Subscribe to the Non-Human & AI Identity Journal

Who is accountable when external access is left active after a supplier relationship changes?

Accountability should sit with the business owner of the relationship, the IAM or NHI control owner, and the security function that validates removal. External access must be governed as lifecycle data, not a one-time approval. Without that shared accountability, dormant tokens and third-party accounts tend to survive long after the business need ends.

Why This Matters for Security Teams

When external access remains active after a supplier relationship changes, the issue is not just a missed cleanup task. It becomes an accountability failure across business ownership, access governance, and validation. That matters because third-party accounts, API keys, service tokens, and delegated access paths often bypass the normal employee leaver process and are easy to overlook once procurement, operations, or delivery teams move on.

Security guidance consistently treats access removal as part of the full identity lifecycle, not a one-time approval. NIST SP 800-53 Rev 5 Security and Privacy Controls is useful here because it ties access control, account management, and monitoring to ongoing operational responsibility rather than informal memory. For non-human access, the OWASP Non-Human Identity Top 10 highlights the risk that machine credentials outlive the business purpose they were created for. Current practice suggests that the real accountability question is not who requested the access, but who owns its continued legitimacy after the relationship changes.

In practice, many security teams encounter this only after a contract change, a vendor dispute, or an incident review has already exposed the stale access.

How It Works in Practice

Accountability works best when it is assigned at three layers. The business owner confirms whether the supplier relationship still justifies access. The IAM or NHI control owner ensures the entitlement, token, certificate, or account is removed or rotated. The security function independently verifies that the revocation happened and that residual paths such as shared secrets, federation trusts, and application-specific permissions are also closed.

This is especially important for NHI because access is often embedded in automation, integrations, and pipeline tooling. A supplier may no longer be active commercially, but its credentials can still authenticate to cloud services, source code repositories, ticketing platforms, or data feeds. That means offboarding must include both human and machine identities, with evidence captured for audit and incident response. Under NIST SP 800-53 Rev 5 Security and Privacy Controls, organisations should be able to show account lifecycle handling, access review, and configuration management discipline.

A practical workflow usually includes the following:

  • Confirm the contract or service change that triggers access review.
  • Inventory all supplier-linked accounts, secrets, tokens, and privileged roles.
  • Revoke access through the authoritative system of record, not ad hoc requests.
  • Validate revocation by checking logs, authentication events, and downstream integrations.
  • Document who approved removal, who executed it, and who signed off on closure.

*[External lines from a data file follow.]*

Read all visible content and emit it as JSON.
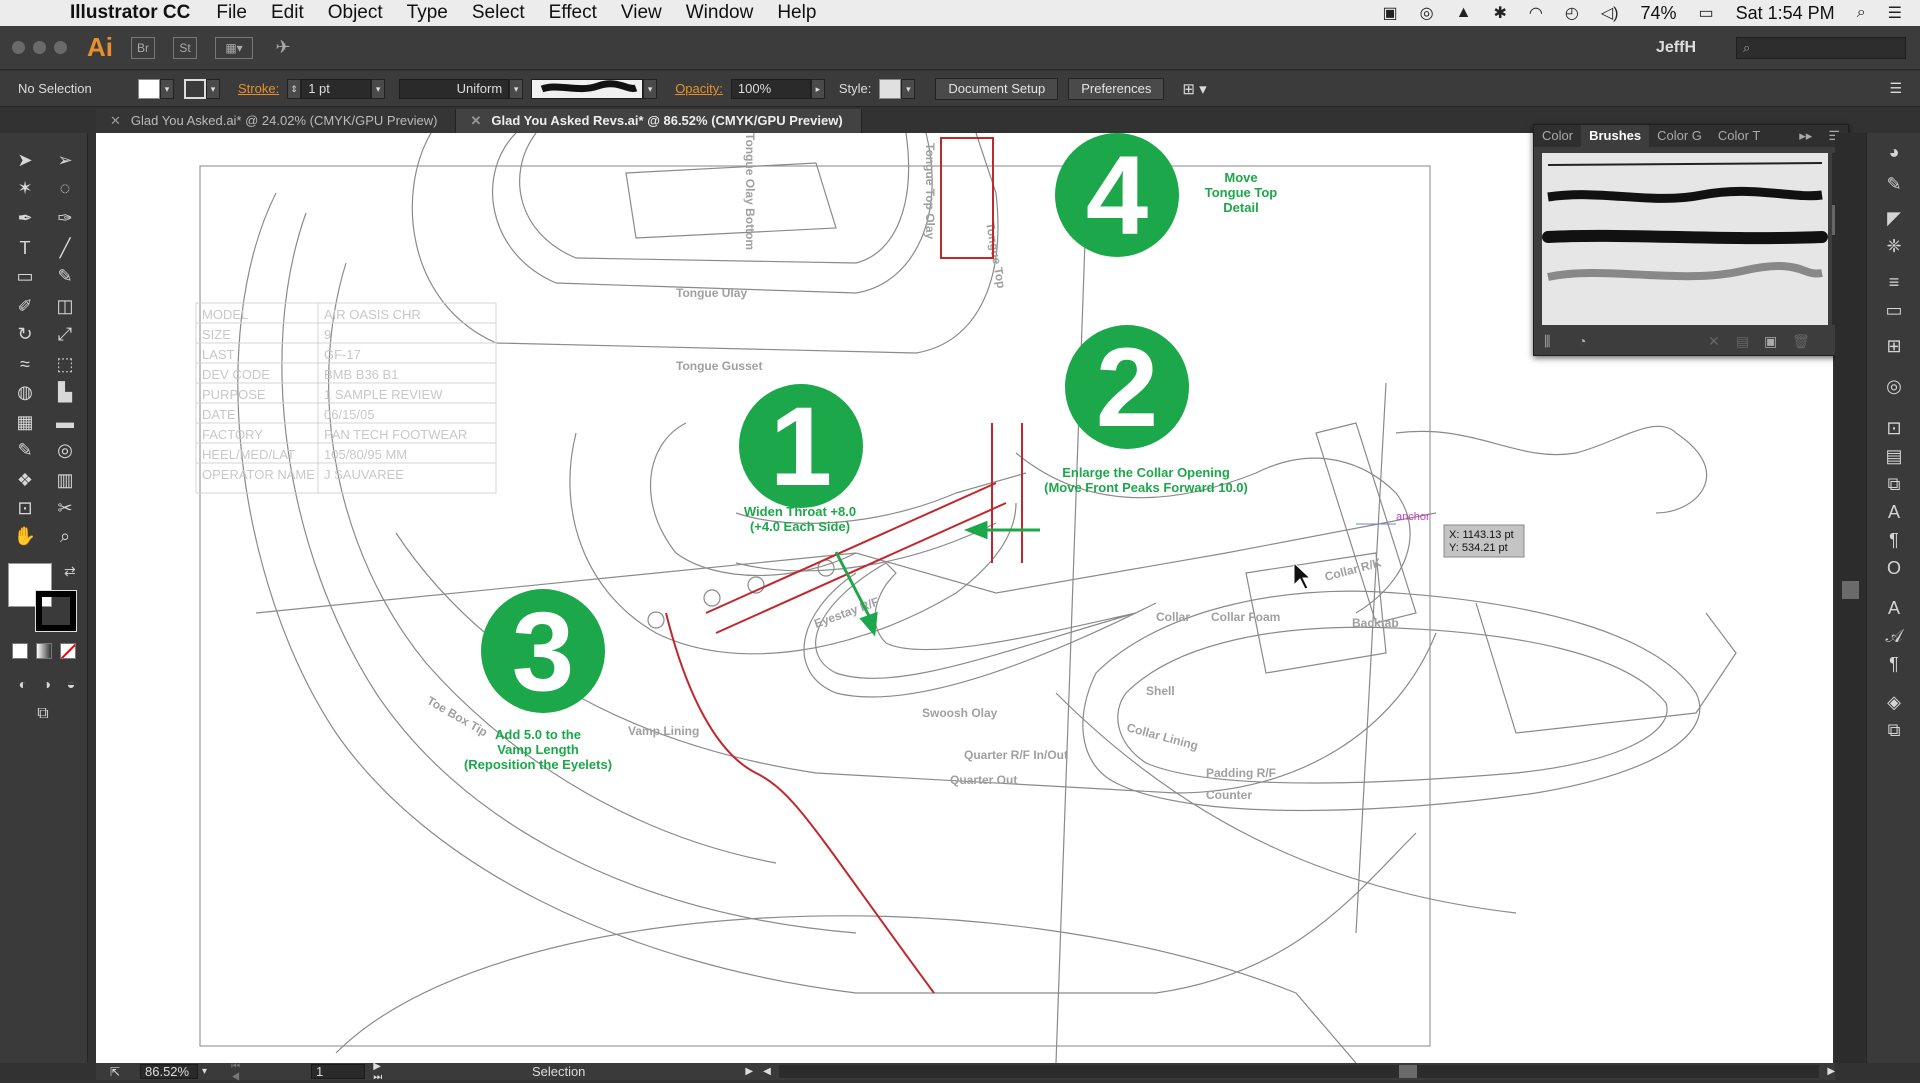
{
  "menubar": {
    "app_name": "Illustrator CC",
    "menus": [
      "File",
      "Edit",
      "Object",
      "Type",
      "Select",
      "Effect",
      "View",
      "Window",
      "Help"
    ],
    "battery": "74%",
    "clock": "Sat 1:54 PM"
  },
  "appbar": {
    "logo": "Ai",
    "bridge": "Br",
    "stock": "St",
    "user": "JeffH"
  },
  "control": {
    "selection": "No Selection",
    "stroke_label": "Stroke:",
    "stroke_value": "1 pt",
    "profile": "Uniform",
    "opacity_label": "Opacity:",
    "opacity_value": "100%",
    "style_label": "Style:",
    "doc_setup": "Document Setup",
    "preferences": "Preferences"
  },
  "tabs": [
    "Glad You Asked.ai* @ 24.02% (CMYK/GPU Preview)",
    "Glad You Asked Revs.ai* @ 86.52% (CMYK/GPU Preview)"
  ],
  "panel": {
    "tabs": [
      "Color",
      "Brushes",
      "Color G",
      "Color T"
    ]
  },
  "artwork": {
    "steps": [
      {
        "num": "1",
        "text_lines": [
          "Widen Throat +8.0",
          "(+4.0 Each Side)"
        ]
      },
      {
        "num": "2",
        "text_lines": [
          "Enlarge the Collar Opening",
          "(Move Front Peaks Forward 10.0)"
        ]
      },
      {
        "num": "3",
        "text_lines": [
          "Add 5.0 to the",
          "Vamp Length",
          "(Reposition the Eyelets)"
        ]
      },
      {
        "num": "4",
        "text_lines": [
          "Move",
          "Tongue Top",
          "Detail"
        ]
      }
    ],
    "part_labels": [
      "Tongue Ulay",
      "Tongue Gusset",
      "Tongue Top Olay",
      "Tongue Top",
      "Tongue Olay Bottom",
      "Eyestay R/F",
      "Swoosh Olay",
      "Vamp Lining",
      "Toe Box Tip",
      "Quarter R/F In/Out",
      "Quarter Out",
      "Shell",
      "Collar",
      "Collar Foam",
      "Collar R/K",
      "Backtab",
      "Collar Lining",
      "Padding R/F",
      "Counter"
    ],
    "spec_table": [
      [
        "MODEL",
        "AIR OASIS CHR"
      ],
      [
        "SIZE",
        "9"
      ],
      [
        "LAST",
        "GF-17"
      ],
      [
        "DEV CODE",
        "BMB B36 B1"
      ],
      [
        "PURPOSE",
        "1 SAMPLE REVIEW"
      ],
      [
        "DATE",
        "06/15/05"
      ],
      [
        "FACTORY",
        "PAN TECH FOOTWEAR"
      ],
      [
        "HEEL/MED/LAT",
        "105/80/95 MM"
      ],
      [
        "OPERATOR NAME",
        "J SAUVAREE"
      ]
    ],
    "anchor_label": "anchor",
    "tooltip_x": "X: 1143.13 pt",
    "tooltip_y": "Y: 534.21 pt",
    "accent_green": "#1ca84a",
    "guide_red": "#c0282d"
  },
  "statusbar": {
    "zoom": "86.52%",
    "page": "1",
    "mode": "Selection"
  }
}
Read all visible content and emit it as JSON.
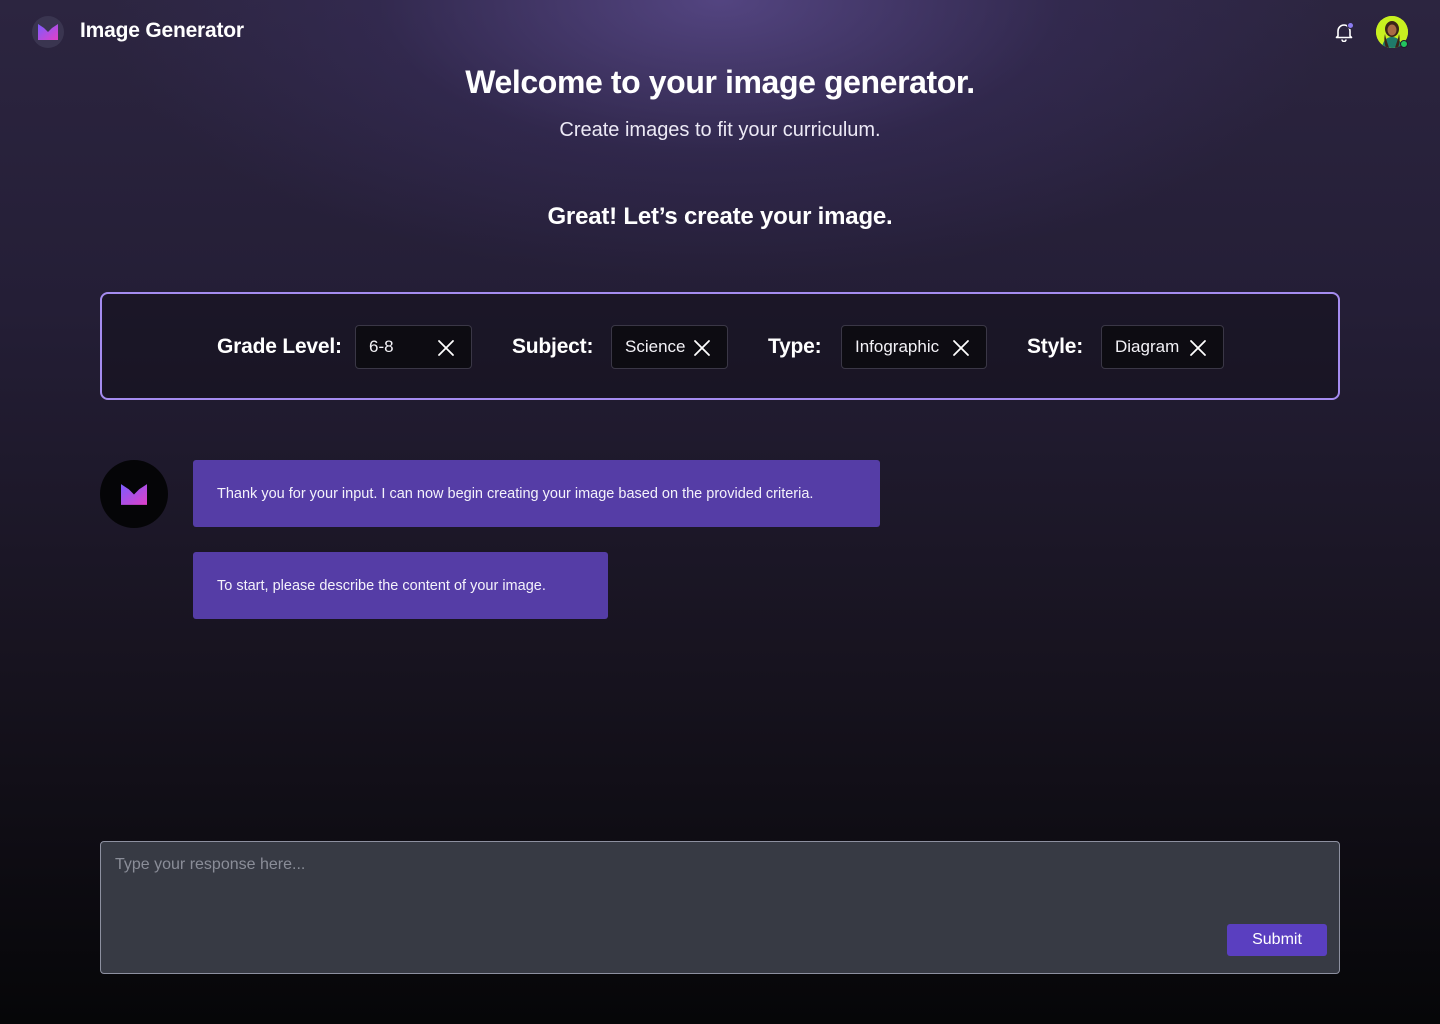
{
  "header": {
    "app_title": "Image Generator",
    "logo_icon": "brand-m-logo-icon",
    "notification_icon": "bell-icon",
    "avatar_icon": "user-avatar"
  },
  "hero": {
    "title": "Welcome to your image generator.",
    "subtitle": "Create images to fit your curriculum.",
    "prompt_heading": "Great! Let’s create your image."
  },
  "criteria": [
    {
      "label": "Grade Level:",
      "value": "6-8"
    },
    {
      "label": "Subject:",
      "value": "Science"
    },
    {
      "label": "Type:",
      "value": "Infographic"
    },
    {
      "label": "Style:",
      "value": "Diagram"
    }
  ],
  "chat": {
    "messages": [
      "Thank you for your input. I can now begin creating your image based on the provided criteria.",
      "To start, please describe the content of your image."
    ]
  },
  "composer": {
    "placeholder": "Type your response here...",
    "submit_label": "Submit"
  },
  "colors": {
    "accent": "#553da6",
    "panel_border": "#a58cf0",
    "submit": "#5a3fc0",
    "logo_gradient_start": "#7b5cff",
    "logo_gradient_end": "#e040c8"
  }
}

Where mature programmes exist, this process is tied to joiner-mover-leaver controls for both people and machines, with periodic recertification for long-lived integrations. These controls tend to break down when supplier access is created outside the normal IAM workflow because no single system owns the full inventory of active entitlements.

Common Variations and Edge Cases

Tighter access control often increases operational overhead, requiring organisations to balance speed of supplier onboarding against stronger offboarding discipline. That tradeoff is real, especially where procurement, engineering, and security all touch the same relationship.

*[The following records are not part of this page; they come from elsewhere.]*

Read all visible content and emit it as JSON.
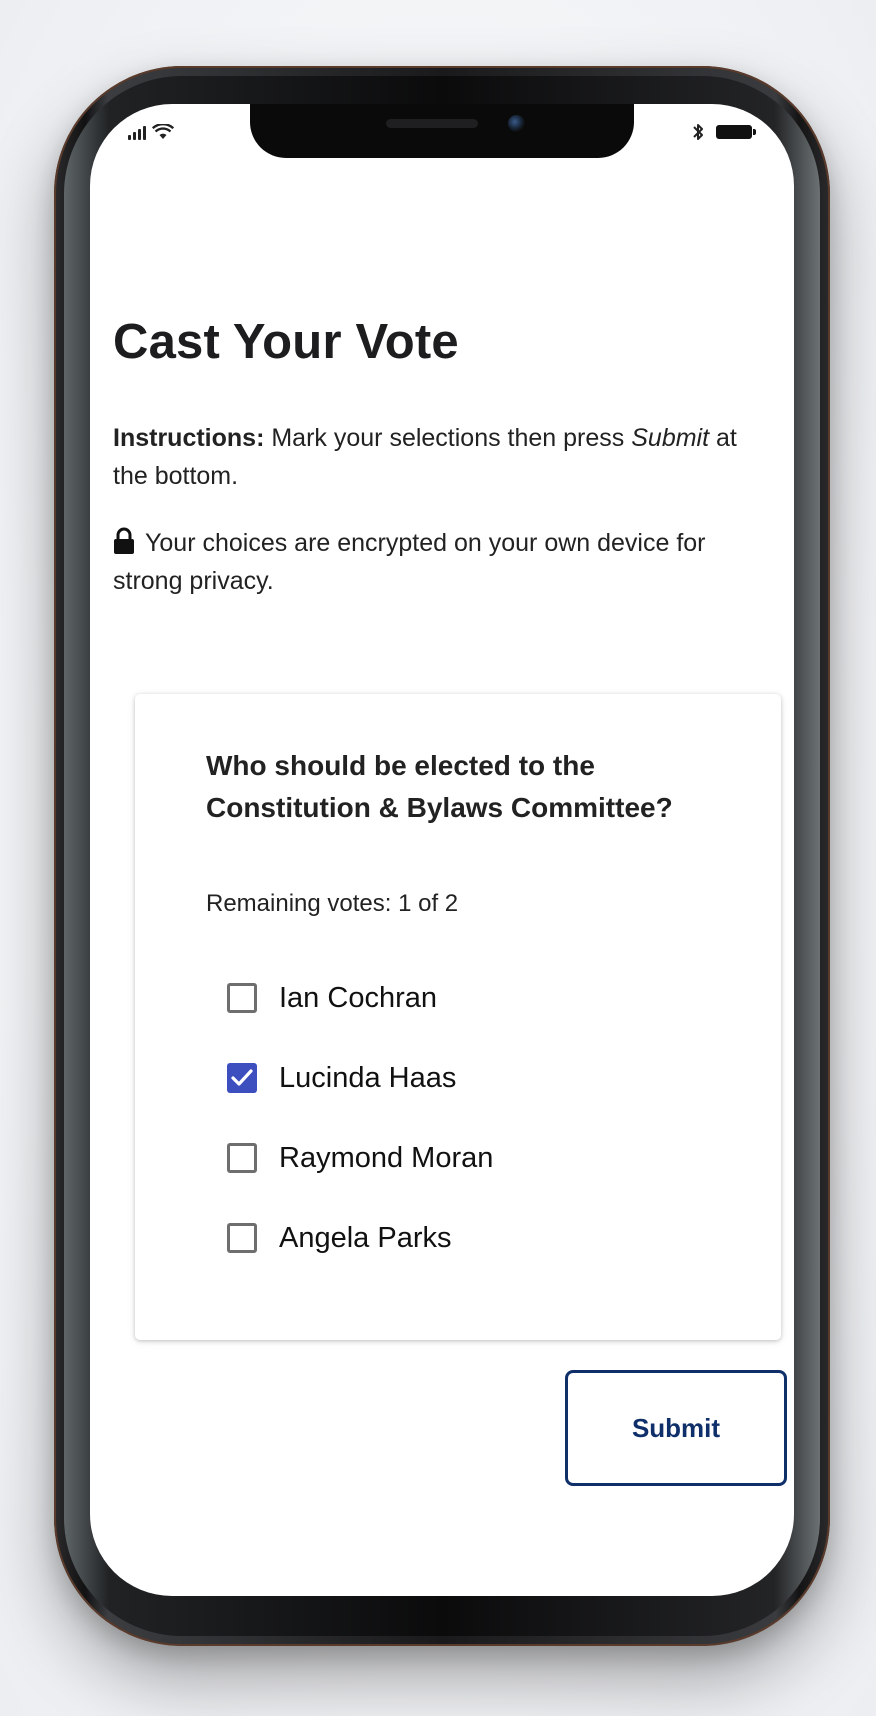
{
  "page": {
    "title": "Cast Your Vote",
    "instructions_label": "Instructions:",
    "instructions_text_1": "Mark your selections then press",
    "instructions_submit_word": "Submit",
    "instructions_text_2": "at the bottom.",
    "privacy_text": "Your choices are encrypted on your own device for strong privacy."
  },
  "contest": {
    "question": "Who should be elected to the Constitution & Bylaws Committee?",
    "remaining_votes": "Remaining votes: 1 of 2",
    "options": [
      {
        "label": "Ian Cochran",
        "checked": false
      },
      {
        "label": "Lucinda Haas",
        "checked": true
      },
      {
        "label": "Raymond Moran",
        "checked": false
      },
      {
        "label": "Angela Parks",
        "checked": false
      }
    ]
  },
  "actions": {
    "submit_label": "Submit"
  },
  "icons": {
    "lock": "lock-icon",
    "checkmark": "checkmark-icon",
    "signal": "cellular-signal-icon",
    "wifi": "wifi-icon",
    "bluetooth": "bluetooth-icon",
    "battery": "battery-icon"
  },
  "colors": {
    "checkbox_checked": "#3d4fbf",
    "submit_border": "#0f2f6b",
    "text": "#222222"
  }
}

There is no universal standard for every supplier scenario yet. For example, a low-risk SaaS integration may justify simple revocation on contract end, while a critical managed service may need staged decommissioning, rollback windows, and temporary exception handling. Best practice is evolving around whether shared responsibility matrices should explicitly name who owns revocation for each access type, especially for non-human credentials that can be copied into scripts or CI/CD systems.

Edge cases also appear when the supplier relationship changes but the technical relationship does not. A vendor may be acquired, subcontracted, or repurposed across business units, and access may still be valid technically even when it is no longer valid contractually. In those cases, the business owner should trigger review, the control owner should remove or constrain access, and the security function should confirm closure across all active systems. Emerging guidance from the OWASP Non-Human Identity Top 10 reinforces that unmanaged machine identities are often the hardest to retire because they lack a human owner visible in daily operations.

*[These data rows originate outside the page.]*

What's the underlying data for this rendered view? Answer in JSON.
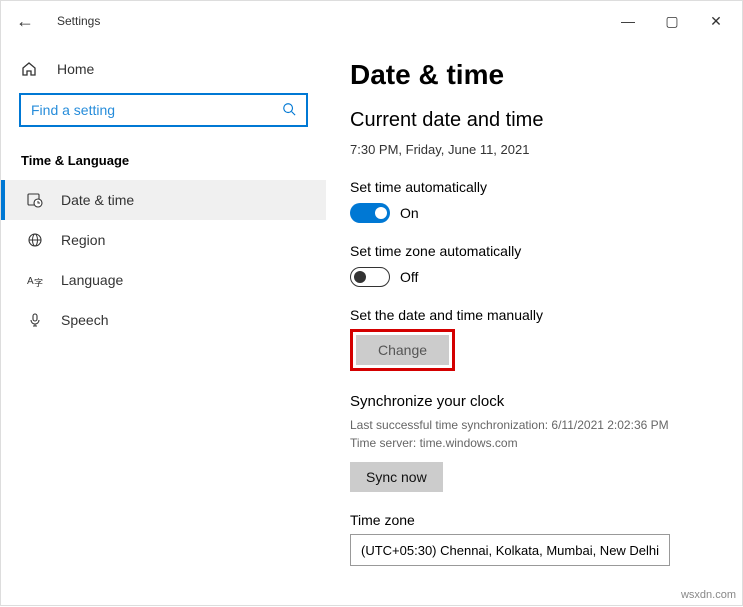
{
  "titlebar": {
    "app_title": "Settings"
  },
  "sidebar": {
    "home_label": "Home",
    "search_placeholder": "Find a setting",
    "category": "Time & Language",
    "items": [
      {
        "label": "Date & time"
      },
      {
        "label": "Region"
      },
      {
        "label": "Language"
      },
      {
        "label": "Speech"
      }
    ]
  },
  "main": {
    "page_title": "Date & time",
    "subtitle": "Current date and time",
    "current_datetime": "7:30 PM, Friday, June 11, 2021",
    "auto_time_label": "Set time automatically",
    "auto_time_state": "On",
    "auto_tz_label": "Set time zone automatically",
    "auto_tz_state": "Off",
    "manual_label": "Set the date and time manually",
    "change_btn": "Change",
    "sync_title": "Synchronize your clock",
    "sync_last": "Last successful time synchronization: 6/11/2021 2:02:36 PM",
    "sync_server": "Time server: time.windows.com",
    "sync_btn": "Sync now",
    "tz_label": "Time zone",
    "tz_value": "(UTC+05:30) Chennai, Kolkata, Mumbai, New Delhi"
  },
  "attribution": "wsxdn.com"
}
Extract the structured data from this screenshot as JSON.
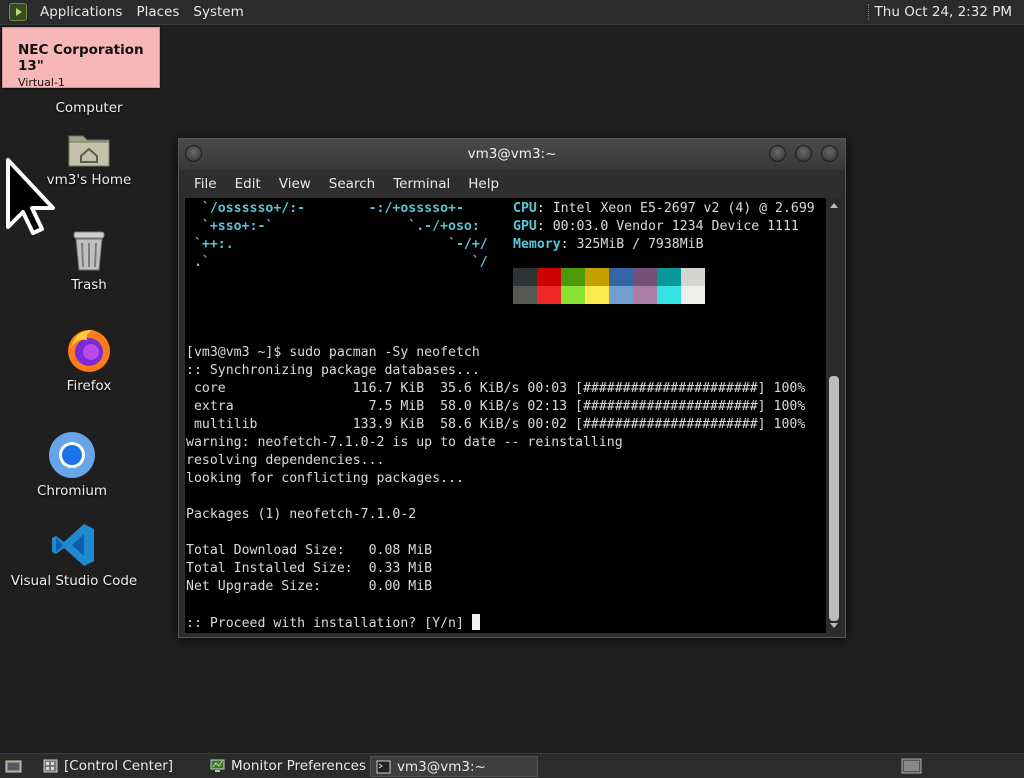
{
  "top_panel": {
    "menus": [
      "Applications",
      "Places",
      "System"
    ],
    "clock": "Thu Oct 24,  2:32 PM"
  },
  "monitor_label": {
    "title": "NEC Corporation 13\"",
    "subtitle": "Virtual-1"
  },
  "desktop_icons": {
    "computer": "Computer",
    "home": "vm3's Home",
    "trash": "Trash",
    "firefox": "Firefox",
    "chromium": "Chromium",
    "vscode": "Visual Studio Code"
  },
  "terminal": {
    "title": "vm3@vm3:~",
    "menu": [
      "File",
      "Edit",
      "View",
      "Search",
      "Terminal",
      "Help"
    ],
    "logo_lines": [
      "  `/ossssso+/:-        -:/+osssso+-",
      "  `+sso+:-`                 `.-/+oso:",
      " `++:.                           `-/+/",
      " .`                                 `/"
    ],
    "info": [
      {
        "key": "CPU",
        "value": ": Intel Xeon E5-2697 v2 (4) @ 2.699"
      },
      {
        "key": "GPU",
        "value": ": 00:03.0 Vendor 1234 Device 1111"
      },
      {
        "key": "Memory",
        "value": ": 325MiB / 7938MiB"
      }
    ],
    "palette_top": [
      "#2e3436",
      "#cc0000",
      "#4e9a06",
      "#c4a000",
      "#3465a4",
      "#75507b",
      "#06989a",
      "#d3d7cf"
    ],
    "palette_bottom": [
      "#555753",
      "#ef2929",
      "#8ae234",
      "#fce94f",
      "#729fcf",
      "#ad7fa8",
      "#34e2e2",
      "#eeeeec"
    ],
    "output": [
      "[vm3@vm3 ~]$ sudo pacman -Sy neofetch",
      ":: Synchronizing package databases...",
      " core                116.7 KiB  35.6 KiB/s 00:03 [######################] 100%",
      " extra                 7.5 MiB  58.0 KiB/s 02:13 [######################] 100%",
      " multilib            133.9 KiB  58.6 KiB/s 00:02 [######################] 100%",
      "warning: neofetch-7.1.0-2 is up to date -- reinstalling",
      "resolving dependencies...",
      "looking for conflicting packages...",
      "",
      "Packages (1) neofetch-7.1.0-2",
      "",
      "Total Download Size:   0.08 MiB",
      "Total Installed Size:  0.33 MiB",
      "Net Upgrade Size:      0.00 MiB",
      "",
      ":: Proceed with installation? [Y/n] "
    ]
  },
  "taskbar": {
    "tasks": [
      "[Control Center]",
      "Monitor Preferences",
      "vm3@vm3:~"
    ]
  }
}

The clean rule is simple: if accountability for removal is not named before the relationship changes, stale access will persist after the business case has gone.

Standards & Framework Alignment

This section maps relevant standards and security frameworks to the operational risks and controls described in this guidance.

OWASP Non-Human Identity Top 10 address the attack surface, NIST CSF 2.0, NIST SP 800-53 Rev 5 and NIST Zero Trust (SP 800-207) set the technical controls, and NIS2 define the regulatory obligations.

Framework Control / Reference Relevance
NIST CSF 2.0 PR.AA-01 Access identity lifecycle needs clear ownership and governance.
NIST SP 800-53 Rev 5 AC-2 Account management covers creation, review, and disabling of external access.
OWASP Non-Human Identity Top 10 NHI-1 Non-human identities often persist after supplier relationships change.
NIST Zero Trust (SP 800-207) PA-3 Continuous verification supports revoking access once trust changes.
NIS2 Supply-chain security obligations often require controllable third-party access.

Assign ownership for access removal and verify revocation through documented governance.